La renovada batalla entre la Iglesia, apoyada por el Partido Popular, aunque no oficialmente, y los sectores laicos que respaldan al gobierno socialista, retomó las calles como en anteriores campañas similares de la derecha española. Las demostraciones estaban convocadas contra la ley que despenaliza el aborto pero pronto tomaron un carácter netamente contra el ejecutivo de José Luis Rodríguez Zapatero.
En España se realizan unas 120.000 intervenciones por año. La Secretaria de Relaciones Institucionales y Política Autonómica del PSOE, Mar Moreno, acusó al PP de defender ante el aborto "una moral prêt-à-porter, una moral de temporada". "¿Cómo es posible que durante los ocho años de gobierno del PP, en los que se han practicado 500.000 abortos, no se hayan visto manifestaciones en contra?". Tampoco se pronunció la Iglesia contra el Ejecutivo conservador. El PP, cuando llegó al gobierno en 1996, no planteó la derogación de la ley del aborto y tampoco lo hizo cuando cuatro años después obtuvo la mayoría absoluta.
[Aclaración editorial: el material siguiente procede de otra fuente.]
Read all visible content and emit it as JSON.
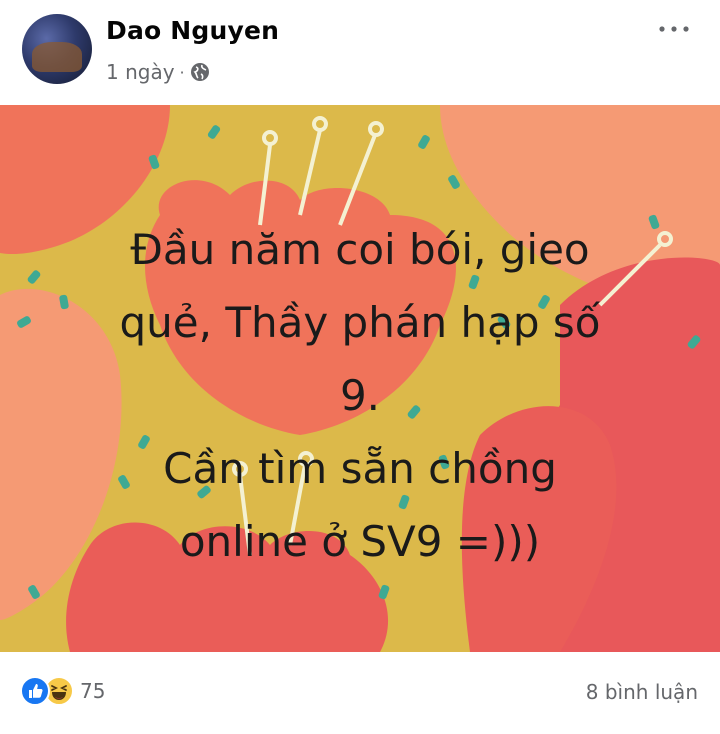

Ayer, la dirección del PP no apoyó oficialmente la concentración aunque se hicieron presentes algunos diputados y senadores. Hasta ahora rige una ley de 1985 que despenaliza el aborto en tres supuestos: violación, riesgo para la salud física o psíquica de la madre y malformación del feto. El nuevo proyecto, que tiene asegurada la mayoría parlamentaria, establece que la mujer no necesitará alegar ningún motivo para interrumpir su embarazo en las primeras 14 semanas de gestación. Esta medida alcanza a las mujeres desde los 16 años y estas menores no necesitarán de la autorización de sus padres o tutores.